In 1981, Rubinstein joined with Leland and Haas Adjunct Prof. John O’Brien to form Leland O’Brien Rubinstein (LOR). The firm grew rapidly, and in 1987 the three founders were named among Fortune’s “Businessmen of the Year.” LOR developed a risk-hedging algorithm called “portfolio insurance.” To stem losses, the algorithm required selling off assets when markets declined, and portfolio insurance was accused of being a major accelerant of the October 1987 crash— when the stock market fell more than 20% in a day. These events and the role of LOR are recounted in Diana Henriques’ A First-Class Catastrophe: The Road to Black Monday, the Worst Day in Wall Street History.

The market eventually recovered, and the crash may have warded off a real recession by bringing stock prices back down to reality, according a later analysis. Traders today still use strategies that are roughly equivalent to portfolio insurance.
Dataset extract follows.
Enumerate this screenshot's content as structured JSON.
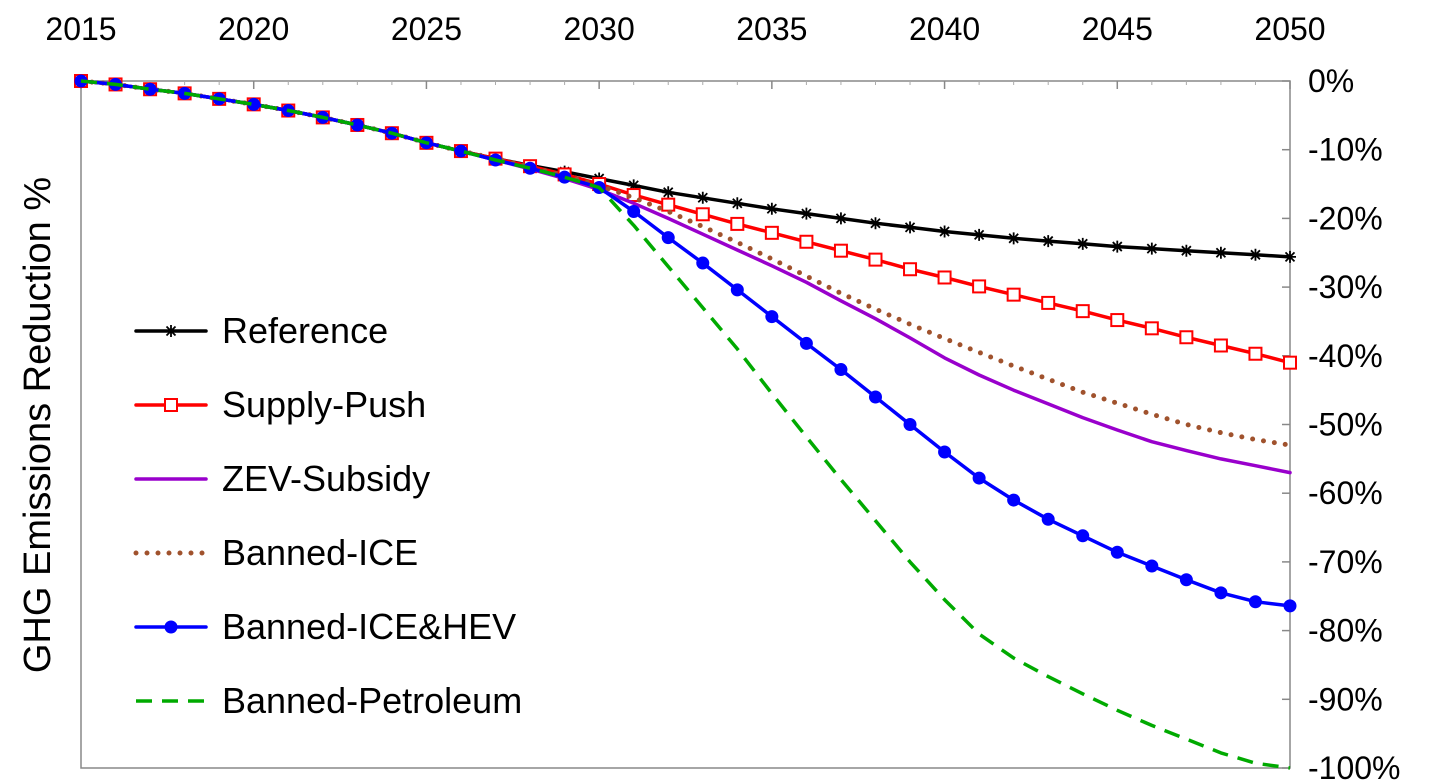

First Exchange Traded Fund

In an effort to protect investors without dynamic selling, LOR then pioneered the SuperTrust, an S&P 500-based fund that traded as a single security—which in 1992 became the first Exchange Traded Fund (ETF) in the United States. Rubinstein and Leland provided the economic arguments that convinced the SEC to give the first exemption to rules in the 1940 Investment Act that had prevented ETFs. These exemptions later became standard, and helped form the regulatory framework for what has arguably become the most important financial innovation in the last quarter century. In the years since, ETF funds’ assets have grown to more than $5 trillion globally.

Founded the Master of Financial Engineering Program

Rubinstein was elected President of the American Finance Association in 1992, and was named as the IAQF Financial Engineer of the Year in 1995. In 2001, he helped to found the Berkeley Haas Master of Financial Engineering (MFE) Program, which was the first such program in a U.S. business school and is consistently ranked #1.

MFE Program Executive Director Linda Kreitzman called Rubinstein a giant in his field. “He had a huge impact on our students’ lives and also our alumni. He was a brilliant, kind person and he’ll be deeply missed.”

An avid student of history, Rubinstein examined the development of modern theories of investment in his 2006 book,  A History of the Theory of Investments:  My Annotated Bibliography. He continued his academic research and mentoring of doctoral students at Berkeley throughout his career, and after his retirement, continued to nurture his intellectual curiosity with research and writing on classical Greece, Rome, and the early history of Christianity.

Rubinstein is survived and dearly missed by his wife Diane, and his children Judd and Maisie.

A memorial service will be held at 1:30 p.m. on Sunday, June 9 at Fernwood Mortuary, 301 Tennessee Valley Rd., Mill Valley.